My ATO container is a 2 gallon water jug like goes in drinking water office coolers. The bulkhead is the bottom portion of a toilet fill kit. Not many realize it but the portion that is connected to the water supply and screws into the bottom of the toilet tank is a small bulkhead connector. You simply saw off everything above the inside flange. Then I use a float switch inside the sump pump compartment, and another float switch inside the RODI tank to turn the RODI off and on. So... my tank (actually the sump) is ATO gravity feed from my 2 gallon RODI tank, and my 2 gallon RODI tank is ATO from the RODI system ... My float switches are DIY and use micro-switches out of a cannibalized copy machine. They turn on and off 1/4" pipe servo valves intended for air systems (air systems are wet so they do fine and are cheaper).

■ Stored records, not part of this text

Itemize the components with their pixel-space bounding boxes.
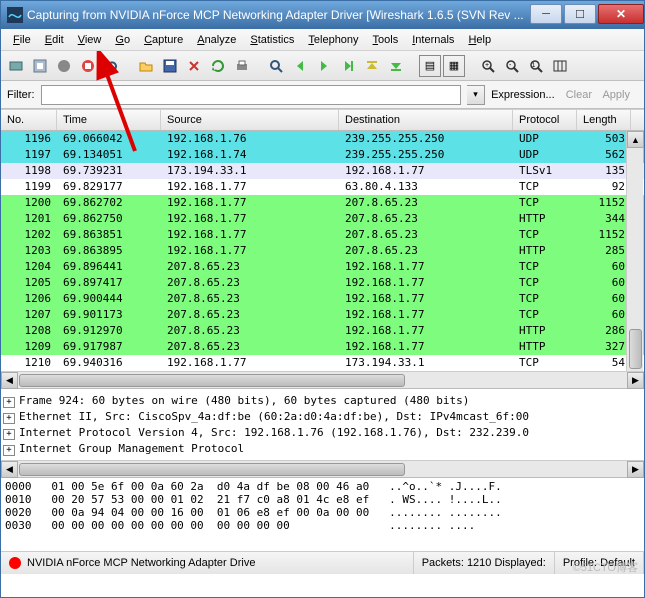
table-row[interactable]: 120469.896441207.8.65.23192.168.1.77TCP6… — [1, 259, 644, 275]
close-file-button[interactable] — [183, 55, 205, 77]
zoom-out-button[interactable]: - — [501, 55, 523, 77]
scroll-left-icon[interactable]: ◀ — [1, 372, 18, 389]
menu-edit[interactable]: Edit — [39, 32, 70, 48]
detail-line[interactable]: +Internet Protocol Version 4, Src: 192.1… — [3, 425, 642, 441]
details-hscrollbar[interactable]: ◀▶ — [1, 460, 644, 477]
table-row[interactable]: 120869.912970207.8.65.23192.168.1.77HTTP… — [1, 323, 644, 339]
options-button[interactable] — [29, 55, 51, 77]
table-row[interactable]: 120369.863895192.168.1.77207.8.65.23HTTP… — [1, 243, 644, 259]
status-interface: NVIDIA nForce MCP Networking Adapter Dri… — [27, 557, 255, 569]
reload-button[interactable] — [207, 55, 229, 77]
table-row[interactable]: 119969.829177192.168.1.7763.80.4.133TCP9… — [1, 179, 644, 195]
apply-link[interactable]: Apply — [602, 89, 630, 101]
table-row[interactable]: 120169.862750192.168.1.77207.8.65.23HTTP… — [1, 211, 644, 227]
zoom-reset-button[interactable]: 1 — [525, 55, 547, 77]
table-row[interactable]: 120669.900444207.8.65.23192.168.1.77TCP6… — [1, 291, 644, 307]
clear-link[interactable]: Clear — [566, 89, 592, 101]
maximize-button[interactable]: ☐ — [564, 4, 596, 24]
find-button[interactable] — [265, 55, 287, 77]
expand-icon[interactable]: + — [3, 429, 15, 440]
toolbar: ▤ ▦ + - 1 — [1, 51, 644, 81]
scroll-up-icon[interactable]: ▲ — [627, 131, 644, 148]
go-forward-button[interactable] — [313, 55, 335, 77]
app-icon — [7, 7, 23, 23]
menu-statistics[interactable]: Statistics — [244, 32, 300, 48]
packet-details-pane[interactable]: +Frame 924: 60 bytes on wire (480 bits),… — [1, 388, 644, 460]
table-row[interactable]: 119869.739231173.194.33.1192.168.1.77TLS… — [1, 163, 644, 179]
scroll-thumb[interactable] — [629, 329, 642, 369]
table-row[interactable]: 119669.066042192.168.1.76239.255.255.250… — [1, 131, 644, 147]
resize-columns-button[interactable] — [549, 55, 571, 77]
table-row[interactable]: 119769.134051192.168.1.74239.255.255.250… — [1, 147, 644, 163]
col-destination[interactable]: Destination — [339, 110, 513, 130]
col-length[interactable]: Length — [577, 110, 631, 130]
filter-dropdown-button[interactable]: ▾ — [467, 85, 485, 105]
col-source[interactable]: Source — [161, 110, 339, 130]
window-title: Capturing from NVIDIA nForce MCP Network… — [27, 8, 524, 22]
menu-tools[interactable]: Tools — [367, 32, 405, 48]
menu-go[interactable]: Go — [109, 32, 136, 48]
close-button[interactable]: ✕ — [598, 4, 644, 24]
packet-list-vscrollbar[interactable]: ▲ ▼ — [626, 131, 643, 388]
table-row[interactable]: 121069.940316192.168.1.77173.194.33.1TCP… — [1, 355, 644, 371]
start-capture-button[interactable] — [53, 55, 75, 77]
hscroll-thumb[interactable] — [19, 374, 405, 387]
menu-analyze[interactable]: Analyze — [191, 32, 242, 48]
menu-help[interactable]: Help — [462, 32, 497, 48]
go-first-button[interactable] — [361, 55, 383, 77]
packet-list-hscrollbar[interactable]: ◀ ▶ — [1, 371, 644, 388]
status-bar: NVIDIA nForce MCP Networking Adapter Dri… — [1, 551, 644, 574]
expand-icon[interactable]: + — [3, 413, 15, 424]
save-button[interactable] — [159, 55, 181, 77]
menu-internals[interactable]: Internals — [406, 32, 460, 48]
table-row[interactable]: 120269.863851192.168.1.77207.8.65.23TCP1… — [1, 227, 644, 243]
open-button[interactable] — [135, 55, 157, 77]
col-protocol[interactable]: Protocol — [513, 110, 577, 130]
stop-capture-button[interactable] — [77, 55, 99, 77]
minimize-button[interactable]: ─ — [530, 4, 562, 24]
table-row[interactable]: 120569.897417207.8.65.23192.168.1.77TCP6… — [1, 275, 644, 291]
svg-text:1: 1 — [532, 63, 536, 69]
menu-bar: FileEditViewGoCaptureAnalyzeStatisticsTe… — [1, 29, 644, 51]
table-row[interactable]: 120969.917987207.8.65.23192.168.1.77HTTP… — [1, 339, 644, 355]
hex-pane[interactable]: 0000 01 00 5e 6f 00 0a 60 2a d0 4a df be… — [1, 477, 644, 551]
detail-line[interactable]: +Frame 924: 60 bytes on wire (480 bits),… — [3, 393, 642, 409]
col-no[interactable]: No. — [1, 110, 57, 130]
col-time[interactable]: Time — [57, 110, 161, 130]
watermark: ©51CTO博客 — [573, 559, 638, 575]
expand-icon[interactable]: + — [3, 445, 15, 456]
print-button[interactable] — [231, 55, 253, 77]
filter-label: Filter: — [7, 89, 35, 101]
menu-file[interactable]: File — [7, 32, 37, 48]
table-row[interactable]: 120069.862702192.168.1.77207.8.65.23TCP1… — [1, 195, 644, 211]
restart-capture-button[interactable] — [101, 55, 123, 77]
svg-text:+: + — [485, 62, 489, 69]
go-last-button[interactable] — [385, 55, 407, 77]
title-bar: Capturing from NVIDIA nForce MCP Network… — [1, 1, 644, 29]
svg-text:-: - — [509, 62, 512, 69]
go-to-packet-button[interactable] — [337, 55, 359, 77]
record-icon — [9, 557, 21, 569]
menu-view[interactable]: View — [72, 32, 108, 48]
zoom-in-button[interactable]: + — [477, 55, 499, 77]
menu-capture[interactable]: Capture — [138, 32, 189, 48]
autoscroll-toggle[interactable]: ▦ — [443, 55, 465, 77]
expand-icon[interactable]: + — [3, 397, 15, 408]
filter-bar: Filter: ▾ Expression... Clear Apply — [1, 81, 644, 109]
packet-list-header: No. Time Source Destination Protocol Len… — [1, 109, 644, 131]
detail-line[interactable]: +Ethernet II, Src: CiscoSpv_4a:df:be (60… — [3, 409, 642, 425]
table-row[interactable]: 120769.901173207.8.65.23192.168.1.77TCP6… — [1, 307, 644, 323]
status-packets: Packets: 1210 Displayed: — [414, 552, 555, 574]
interfaces-button[interactable] — [5, 55, 27, 77]
scroll-right-icon[interactable]: ▶ — [627, 372, 644, 389]
detail-line[interactable]: +Internet Group Management Protocol — [3, 441, 642, 457]
filter-input[interactable] — [41, 85, 462, 105]
packet-list[interactable]: 119669.066042192.168.1.76239.255.255.250… — [1, 131, 644, 371]
go-back-button[interactable] — [289, 55, 311, 77]
colorize-toggle[interactable]: ▤ — [419, 55, 441, 77]
expression-link[interactable]: Expression... — [491, 89, 555, 101]
menu-telephony[interactable]: Telephony — [302, 32, 364, 48]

You can get those from McMasterCarr.
Many of us have an old toilet fill valve in a junk box, .. well.. drum roll.. you have a small bulkhead connector and didn't even know it... wink.. and it will pressure fit lots of small sized tubes at the input side.
The float switches are made of 1/4" thick acrylic sheet cut and heat formed with pill bottle floats. One arm of acrylic hinges on another piece that has the micro-switch and as it reaches the fill mark contacts the normal closed contacts to kill power to the servo. It takes two micro-switches per float so you have both, a full turn off the water level, and a low start to fill level. If you don't do that your servo will chatter because it will turn on and off constantly, plus that will short cycle your membrane and not be giving you the best water. We want as little of the "first start" membrane water as is reasonable.
You better know what you are doing... you can flood your house when you are gone a few days... (being a retired machine design engineer has it's perks).